Co-op Funeralcare operated Grenoside crematorium in Sheffield, Craigton crematorium in Glasgow, Stockport cemetery and crematorium in Greater Manchester, Emstrey cemetery and crematorium in Shropshire and Lichfield & District crematorium in Staffordshire. These were sold to Dignity in 2016.

Co-op Funeralcare also operated Hinton Park, Poole and Wimbourne woodland burial parks in Dorset and Mayfields remembrance park in the Wirral, Merseyside under the Woodland Burials trading name until these were sold to Southern Co-Operatives.

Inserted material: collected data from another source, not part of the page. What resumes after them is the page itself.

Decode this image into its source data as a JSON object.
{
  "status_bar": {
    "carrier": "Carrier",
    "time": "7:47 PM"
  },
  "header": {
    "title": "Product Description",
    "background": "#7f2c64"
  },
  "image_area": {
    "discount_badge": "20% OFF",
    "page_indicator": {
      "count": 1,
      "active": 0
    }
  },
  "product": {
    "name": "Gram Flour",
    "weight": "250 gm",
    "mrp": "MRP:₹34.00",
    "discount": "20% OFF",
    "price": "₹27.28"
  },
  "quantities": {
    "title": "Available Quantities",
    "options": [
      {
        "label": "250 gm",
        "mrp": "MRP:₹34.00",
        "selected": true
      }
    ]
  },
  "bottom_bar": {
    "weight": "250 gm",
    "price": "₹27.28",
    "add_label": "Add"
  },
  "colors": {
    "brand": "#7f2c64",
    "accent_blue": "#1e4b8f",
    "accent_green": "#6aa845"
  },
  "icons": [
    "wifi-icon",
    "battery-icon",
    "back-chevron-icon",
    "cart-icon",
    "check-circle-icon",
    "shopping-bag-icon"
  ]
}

Co-op Funeralcare's coffin factory and workshop is the largest in the UK, producing over 100,000 coffins every year and supplying its funeral home network with its core range. The business sells memorial masonry throughout the funeral home network and manufactures headstones at a manufacturing facility in Glasgow, Scotland.

===Membership===
Members of The Co-operative Group and participating regional societies earn membership points on funeral and memorial masonry plans. Points are converted into dividend at a rate agreed annually by the Board.

A number of regional co-operatives such as the Central England Co-operative and the Midcounties Co-operative also operate funeral homes under "The co-operative funeralcare" brand, though these are operated and managed independently.